In Weidner, the defendant attacked the statute prohibiting possession of marijuana on several due process grounds after pleading guilty to the charge.Summary of this case from State ex Rel. Skinkis v. Treffert
No. State 123.
Argued May 1, 1970. —
Decided June 2, 1970.
APPEAL from a judgment and order of the county court of Eau Claire county: THOMAS H. BARLAND, Judge. Affirmed.
For the appellant there was a brief and oral argument by Edward R. Kaiser of Eau Claire.
For the respondent the cause was argued by Betty R. Brown, assistant attorney general, with whom on the brief was Robert W. Warren, attorney general.
Appellant-defendant, Philip L. Weidner, aged twenty-eight, was arrested August 26, 1968, and charged with possession of marijuana, contrary to sec. 161.275, Stats. On September 25, 1968, the defendant, represented by his court-appointed attorney, waived his right to a preliminary hearing and was bound over to the circuit court branch of the county court of Eau Claire county. Upon his plea of guilty, defendant was found guilty and sentenced to an indeterminate period of not more than two years, with execution of the sentence stayed and defendant placed on probation for two years. As a condition of that probation, defendant was required to spend the first year of probation in Eau Claire county jail subject to Huber law-type privileges to work and start school in January.
On January 2, 1969, probation was revoked and on May 5, 1969, defendant moved to withdraw the guilty plea and vacate judgment and sentence. The county court of Eau Claire county denied these motions and from this denial defendant has appealed.
The defendant argues that sec. 161.275, Stats. is unconstitutional because (1) it results in total prohibition of marijuana; (2) the classification of marijuana as a narcotic drug is unreasonable; (3) putting possession in the same category as manufacture, growing, sale and distribution is unreasonable; and (4) the penalty is excessive.
"Marijuana, possession and use; evidence; penalties. (1) It is unlawful for any person to grow, cultivate, mix, compound, have control of, prepare, possess, prescribe, sell, give away, administer or dispense marijuana or hemp or the leaves or seeds thereof, or any infusion of marijuana or hemp, or of its leaves or seeds, for beverage or smoking purposes. Any person violating this subsection shall be punished as provided in s. 161.28(1).

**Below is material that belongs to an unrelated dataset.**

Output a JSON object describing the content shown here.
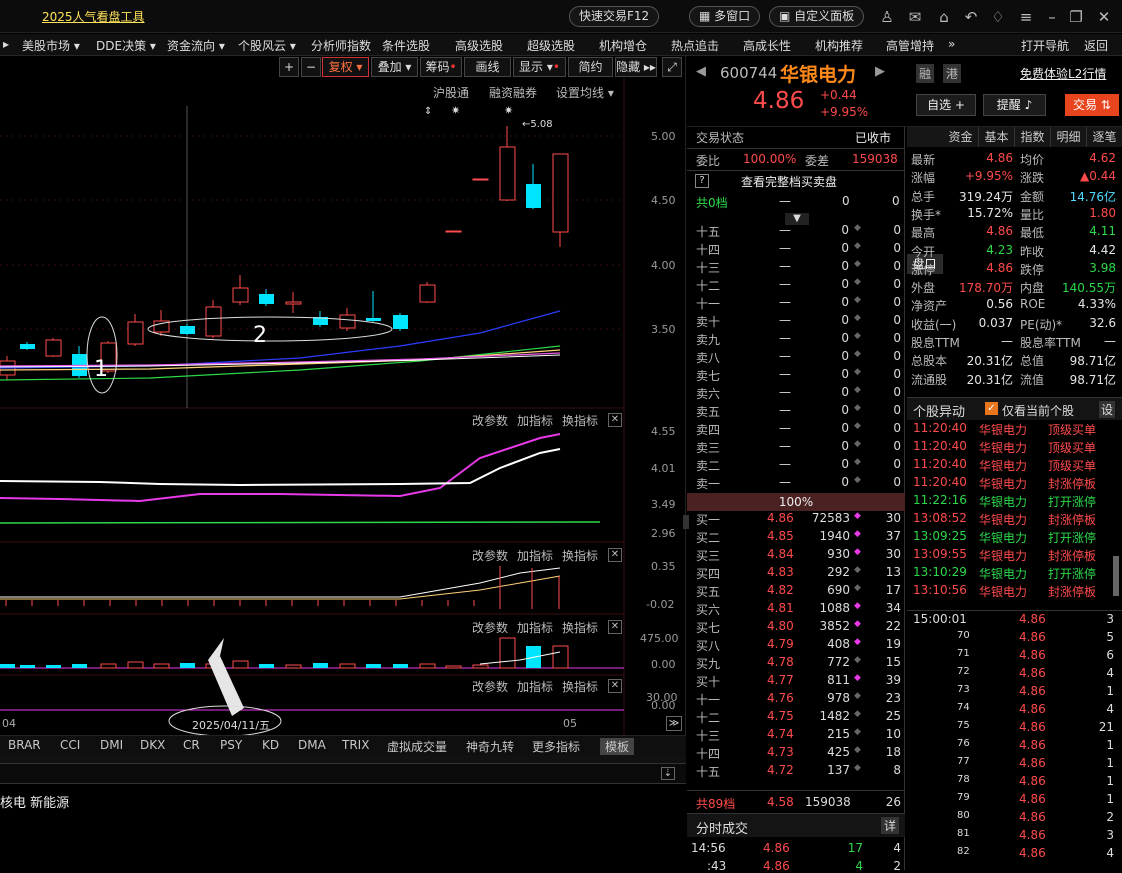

"(3) No person shall use marijuana or hemp or the leaves or seeds thereof, or any infusion of marijuana or hemp or of its leaves or seeds, for smoking or beverage purposes. The possession of marijuana or hemp or the leaves or seeds thereof in a form suitable for smoking shall be prima facie evidence that it is intended for smoking purposes. Any person violating this subsection shall upon conviction be imprisoned not more than 5 years."
Sec. 161.28, Stats.
The challenge to the constitutionality of sec. 161.275, Stats., was not brought before the trial court and is raised for the first time on appeal to this court. However, as a general rule, the constitutionality of a statute cannot be questioned for the first time on appeal.
"It is a rule of general application that the constitutionality of a statute cannot be first questioned on appeal, and this is especially true when the constitutionality of a statute depends on questions of fact as well as of law. Thus, the contention that a statute is unconstitutional because of irregularities in its passage cannot be urged for the first time on appeal.
"Under various circumstances, however, the constitutionality of a statute may be first considered on appeal, . . . Likewise, where the issue raises a matter of public policy or concern, constitutionality may be considered, although raised for the first time on appeal. Also, where the question of constitutionality involved is one of jurisdiction of the subject matter, since jurisdiction of subject matter cannot be waived or conferred by the parties, the court may consider the question for the first time on appeal. . . ." 4 C.J.S., Appeal Error, pp. 700-704, sec. 234.
"In order to try a person for the commission of a crime, the trial court must have jurisdiction of both the subject matter and the person of the defendant. . . ." State ex rel. La Follette v. Raskin (1966), 30 Wis.2d 39, 45, 139 N.W.2d 667.
". . . Criminal jurisdiction of the subject matter is a power of a court to inquire into the charge of the crime, to apply the law, and to declare the punishment in the court of a judicial proceeding and is conferred by law. 21 Am.Jur.2d, Criminal Law, pp. 398, 399, sec. 376." Pillsbury v. State (1966), 31 Wis.2d 87, 94, 142 N.W.2d 187.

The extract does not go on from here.